Une violente quinte de toux saisit Break qui finit dans les bras d'Albus, celui-ci le portant jusqu'à un lit avant de l'étendre. Voyant que son ami crachait du sang le directeur de Poudlard ne put contenir une grimace d'inquiétude.

_ Apportez lui du sucre, stupide Albus ! L'engueula Emilie qui s'était fait virer de l'épaule d'Undi. Vous savez très bien que ça calme les crises !

Dumbledore resta un instant interdit puis fit apparaître un banquet de sucre. Il n'en fallut pas plus pour que les yeux de Break se mettent à briller d'envie. Mais une autre toux le prit et cette fois, il vomit du sang.

_ Mme Pomfresh, couina Emilie. Il est en train de faire une crise.

La dite madame Pomfresh avait d'autres chats à fouetter mais elle prit quand même quelques minutes pour ausculter le Serdaigle. Celui-ci s'était remis à vomir et du sang coulait de son nez. Alors, elle tendit à la poupée une petite fiole bleue dans lequel un liquide crépitait. Elle ne dit rien d'autre et retourna au sauvetage de leur camarade.

Emilie et Dumbledore échangèrent un regard inquiet.

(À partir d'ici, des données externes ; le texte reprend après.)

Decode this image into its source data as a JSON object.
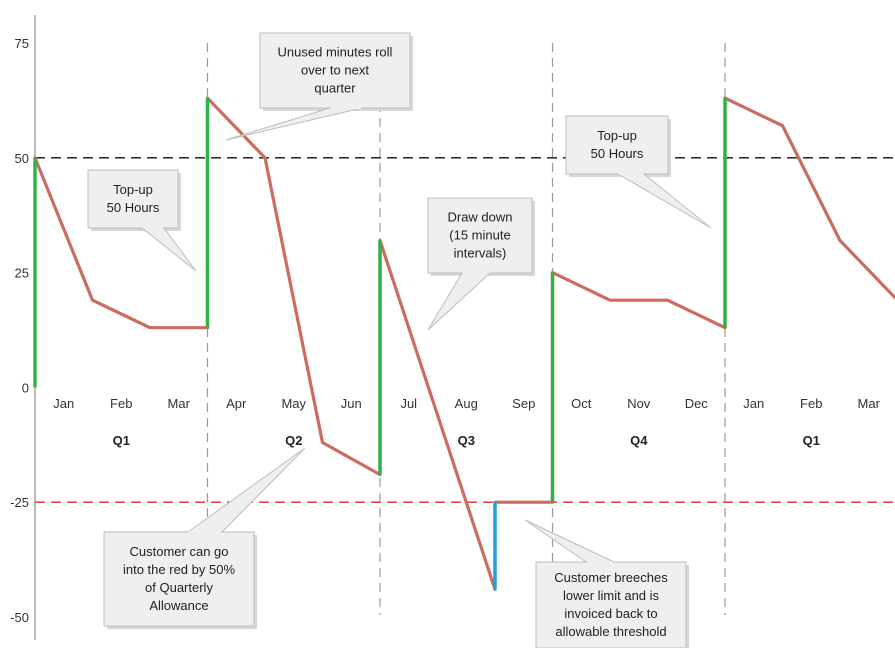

Ils savaient que cette petite fiole était mauvais signe. L'infirmière les avaient prévenus maintes et maintes fois : si un jour ils devaient recourir à cette potion, ce serait le dernier tournant. Après, la prochaine crise de cette ampleur sera forcément fatale puisque plus aucun remède ne fonctionnerait. En même temps, cette petite potion lui donnerait un sursis de cinq mois. Et si madame Pomfresh considérait que boire la fiole était nécessaire, c'est que c'était nécessaire.

_ Non, cria Break lorsqu'Albus approcha le goulot de ses lèvres.

Albus comprenait qu'il ne veuille pas la boire. Mais il savait aussi qu'il n'avait pas le choix. Surtout que le Serdaigle repartait dans une quinte de toux qui macula le sol d'une nouvelle gerbe de sang.

_ Ecoute, Xerxès, mon ami. Tu es en train de te vider de ton sang. Il faut que tu boives où tu y resteras.

Break secoua la tête, refusant toujours. Il était résolu à mourir une bonne fois pour toute. Il en avait assez de lutter.

_ Si tu ne bois pas, Taker se réveillera sans toi à ses côtés, susurra Emilie, décidant de jouer sur la corde sensible. Il se demandera où tu es… Et il découvrira que tu es mort. Que crois-tu qu'il se passera quand il apprendra que c'est en le sauvant, hein ?

Break fixa la poupée avec un air fermé. Oui, il savait ce qui se passerait : son kitty pensera que c'était de sa faute et s'en voudra, il perdra confiance en lui… Il serra les dents.

_ Tu ne veux quand même pas le laisser tout seul, si ? Tu ne veux pas le quitter maintenant ? Insista Emilie. Vous n'avez même pas passé l'étape romantique.

Elle vit clairement dans le regard de Break le moment où il cédait. Elle le connaissait si bien qu'elle savait qu'il n'arrivait pas à supporter l'idée que celui qui hantait ses pensées puisse souffrir à cause de lui. Elle ricana mentalement. Il était tellement aveugle face à ses sentiments. S'il était honnête avec lui-même, il reconnaitrait qu'il était amoureux.

Albus approcha la fiole une dernière fois et cette fois-ci, Xerxès accepta de la boire sans protester. Puis, épuisé, il sombra dans un profond sommeil sans rêve.